Two days ago, I received a call from a woman I hadn’t heard from in several years. I knew her in a former (corporate) life and reconnected with her several years after stepping out of that life. I helped her with some career matters at that time and stayed in touch as I could. She was calling me to tell me how important all of that had been to her and, in fact, continued to be. I remember when we reconnected, years earlier, and if I had not been paying attention (not just with my eyes and ears, but with my heart), I might have exchanged a few words with her and that would have been the end of it. In fact, I was busy at the time and easily could have let my own concerns distract me from the heart message. I’m sure I have actually done that, again and againg, and I’m happy I didn’t do it that day.

And this all reminds me of one of the most riveting experiences I have ever had as I have attempted to navigate living the dream, living in harmony, and how I use time. I was at the Carmelite monastery in Crestone, Colorado–Nada Hermitage and the Spiritual Life Institute. It is one of my favorite places (and one I am feeling pulled to again, of late). I checked out some tapes from the monastery’s considerable library and one of the tape sets was the monastery’s own Sister Sharon Doyle speaking on leisure. (That’s leisure in the medieval sense of the word, meaning “stillness.”)

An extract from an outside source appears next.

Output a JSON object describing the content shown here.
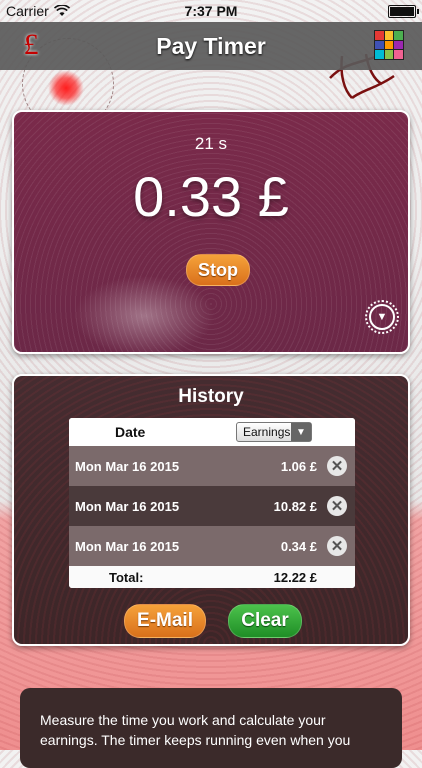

Sister Sharon commented on how busy the lives of the monks at the hermitage was and how often they were so wrapped up in getting things done that they did not take the time to just be with one another. Wasting time with one another was how she put it and it was a good way to say it because we are so enculturated in our society to not waste time. She believed that taking the time to waste time with one another was important.

I was stunned by her comments because my rather innocent image of monks and monastery life at the time was one of simplicity, unrushed doing, plenty of time for being, a healthy dose of communing with nature, and, of course, plenty of time to be with the Divine. And I thought to myself that if the monks at this (and other) monasteries were having as much trouble with time as the rest of us, the world was surely going to you-know-where in a handbasket.

I am still stunned by the thought, though I have a great deal more understanding about the issues than I did then. (Sister Sharon’s reference to Walter Kerr’s wonderful book, The Decline of Pleasure, and Peeper’s great work sent me off on a delicious inquiry that has never really ended.)

As we explore what it means to live the dream and live life with four-part harmony, as we explore how we set goals and use time as part of that, I, for one, am going to remind myself–frequently–that we make a difference in simple ways that have profound impact and taking the time to listen, be with another, and really be present with life matters as much as the pursuit of any goal.